SEQUIM — Finn Hall Farm, a 61-acre spread in the Dungeneness Valley, is now legally protected for agricultural use in perpetuity, the North Olympic Land Trust said.

The final paperwork for the conservation easement for the farm, which has been operated by John and Carmen Jarvis since the 1950s, was signed Nov. 10, said Matthew Randazzo, land trust development director.

Said Michele d’Hemecourt, the trust’s conservation director: “This has always been a project I feel very passionately about, so I am extremely excited to see it finally close.

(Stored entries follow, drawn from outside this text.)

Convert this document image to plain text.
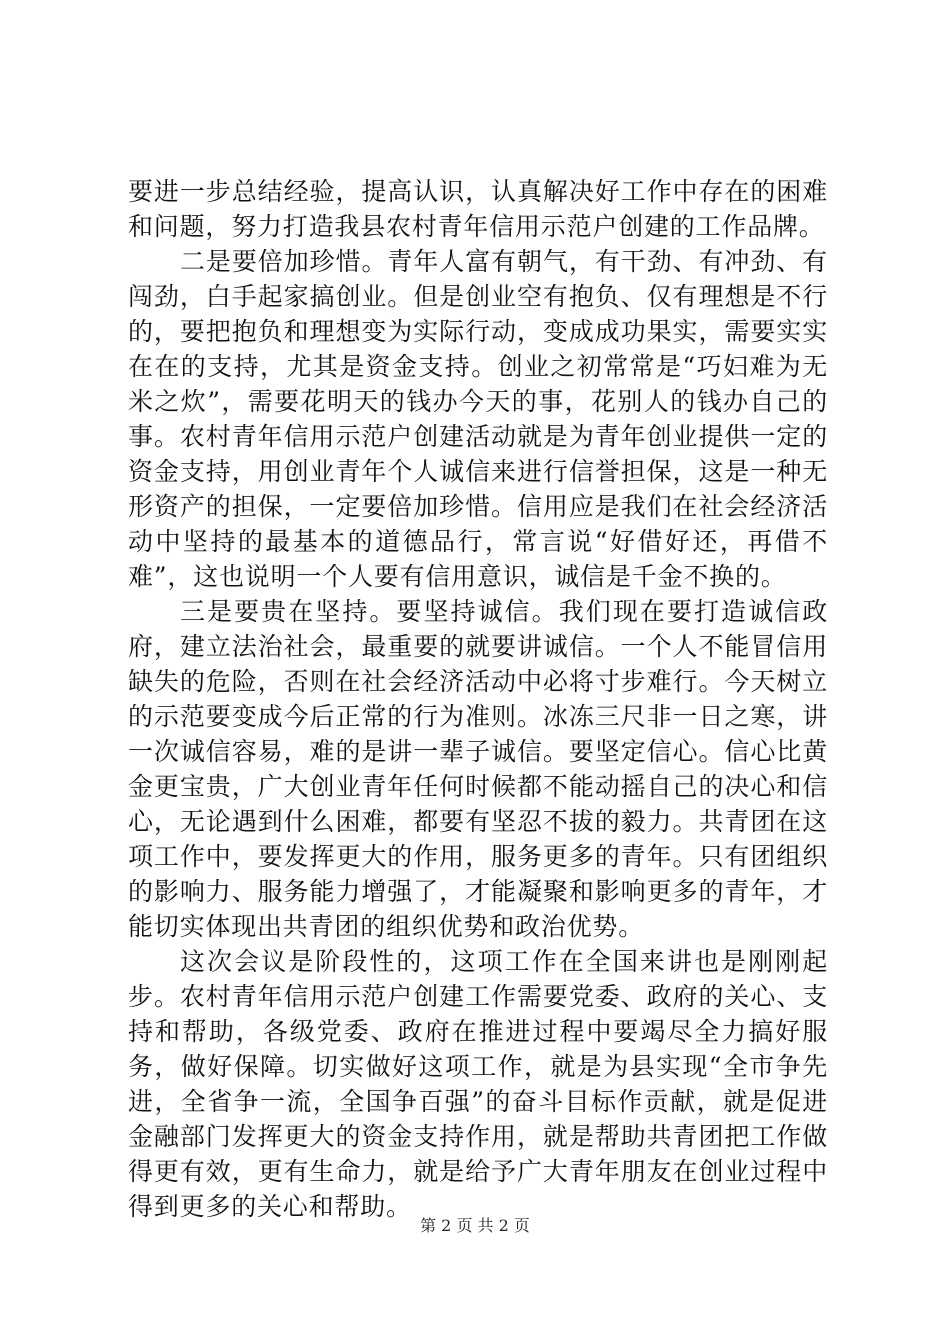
要进一步总结经验，提高认识，认真解决好工作中存在的困难和问题，努力打造我县农村青年信用示范户创建的工作品牌。

二是要倍加珍惜。青年人富有朝气，有干劲、有冲劲、有闯劲，白手起家搞创业。但是创业空有抱负、仅有理想是不行的，要把抱负和理想变为实际行动，变成成功果实，需要实实在在的支持，尤其是资金支持。创业之初常常是“巧妇难为无米之炊”，需要花明天的钱办今天的事，花别人的钱办自己的事。农村青年信用示范户创建活动就是为青年创业提供一定的资金支持，用创业青年个人诚信来进行信誉担保，这是一种无形资产的担保，一定要倍加珍惜。信用应是我们在社会经济活动中坚持的最基本的道德品行，常言说“好借好还，再借不难”，这也说明一个人要有信用意识，诚信是千金不换的。

三是要贵在坚持。要坚持诚信。我们现在要打造诚信政府，建立法治社会，最重要的就要讲诚信。一个人不能冒信用缺失的危险，否则在社会经济活动中必将寸步难行。今天树立的示范要变成今后正常的行为准则。冰冻三尺非一日之寒，讲一次诚信容易，难的是讲一辈子诚信。要坚定信心。信心比黄金更宝贵，广大创业青年任何时候都不能动摇自己的决心和信心，无论遇到什么困难，都要有坚忍不拔的毅力。共青团在这项工作中，要发挥更大的作用，服务更多的青年。只有团组织的影响力、服务能力增强了，才能凝聚和影响更多的青年，才能切实体现出共青团的组织优势和政治优势。

这次会议是阶段性的，这项工作在全国来讲也是刚刚起步。农村青年信用示范户创建工作需要党委、政府的关心、支持和帮助，各级党委、政府在推进过程中要竭尽全力搞好服务，做好保障。切实做好这项工作，就是为县实现“全市争先进，全省争一流，全国争百强”的奋斗目标作贡献，就是促进金融部门发挥更大的资金支持作用，就是帮助共青团把工作做得更有效，更有生命力，就是给予广大青年朋友在创业过程中得到更多的关心和帮助。

第 2 页 共 2 页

“Prime farmland soils and iconic family farms like this one are the reasons people first came to the Dungeness Valley.”

Finalizing the conservation easement agreement increases the number of farmland acres conserved by the land trust and its Friends of the Fields farmland division to 338, Randazzo said.

Since 2007

The land trust and Friends of the Fields have been pursuing the conservation of Finn Hall Farm, parts of which have been managed by the Jarvis family for almost a century, since 2007, when Friends of the Fields began the project prior to that organization’s merger with the land trust in 2010.

The Clallam County government, working with the land trust and Friends of the Fields, successfully applied to the federal Natural Resources Conservation Service and the state Recreation and Conservation Office for the funding — $410,000 from each organization — to complete the project.

“The conservation of Finn Hall Farm is an important investment in the natural resources of our county and the sustainability of local agriculture,” said county Commissioner Steve Tharinger.

Clallam County Director of Community Development Sheila Roark Miller, whose department oversaw the county government’s role in the project, said: “I would direct all credit for this accomplishment entirely to our staff, especially habitat biologist Cathy Lear.”

D’Hemecourt thanked the Clallam County government for sponsoring this project, NRCS and RCO for providing funds, Selinda Barkhuis and Lear for administering the county’s portion of the grant process, “and to all of the volunteers and board members at Friends of the Fields who started this project and helped us see it through.

“And, of course,” she continued, “we owe everything to the Jarvis family, whose passion for preserving the future of local farming is the entire reason this project has happened.”